Even when he’s on the court with hybrid bench units, the ball should be in his hands more than it currently is. Instead, the Jazz do a lot of freelancing in those minutes, settling for offense that leads to middling outcomes. For example, Jordan Clarkson is still using nearly 29% of Jazz possessions while he’s on the court
1, despite the fact that there are more efficient options all around him. That’s not only almost double Ingles’ usage, it’s also significantly higher than Conley’s, Bogey’s or Gobert’s. That was fine during the first month of the season when JC was shooting lights-out, but the law of averages has tugged him right back to the mean (.577 true shooting, league average is .572) and the Jazz haven’t really adjusted yet.
That’s not meant to be a knock on Clarkson, who provides something unique and important to the second unit offense. But *some* of those possessions should be reallocated to a more reliably efficient creation engine. Organizing bench minutes around an elite pick-and-roll creator is a safer bet in the long run than continuing to have a mid-efficiency iso option take over nearly a third of the team’s plays in those minutes.
There’s a good chance the Jazz are trying to save the 33-year-old Ingles, keeping his minutes in the mid 20s and his usage in the teens so that he has juice left when the playoffs arrive.
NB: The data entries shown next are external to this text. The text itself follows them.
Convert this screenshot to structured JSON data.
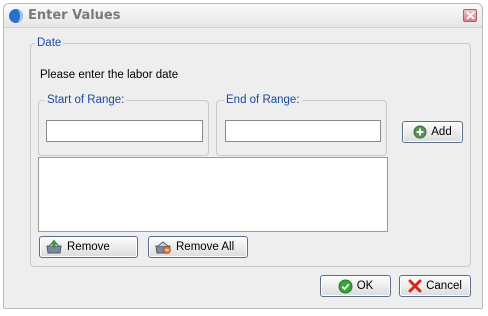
{
  "window": {
    "title": "Enter Values"
  },
  "date_group": {
    "legend": "Date",
    "prompt": "Please enter the labor date",
    "start": {
      "legend": "Start of Range:",
      "value": ""
    },
    "end": {
      "legend": "End of Range:",
      "value": ""
    },
    "list_items": []
  },
  "buttons": {
    "add": "Add",
    "remove": "Remove",
    "remove_all": "Remove All",
    "ok": "OK",
    "cancel": "Cancel"
  },
  "icons": {
    "app": "app-logo-icon",
    "close": "close-icon",
    "add": "plus-circle-icon",
    "remove": "remove-icon",
    "remove_all": "remove-all-icon",
    "ok": "check-circle-icon",
    "cancel": "x-icon"
  },
  "colors": {
    "legend_text": "#1a4aa6",
    "app_icon": "#2a6fc9",
    "close_button": "#dd7e88",
    "ok_icon": "#3aa53a",
    "cancel_icon": "#d9261c"
  }
}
That’s a reasonable argument for not fully uncorking Ingles at this point of the season.
But before you frantically scan the waiver wire and construct trade machine fantasies to find Utah a big wing who shoots well, creates efficient offense, and can guard the ball in P&Rs and isos, it’s worth remembering that the Jazz have a player precisely matching that description who is not fully deployed at the moment.
Now or later, they’re going to need more Ingles."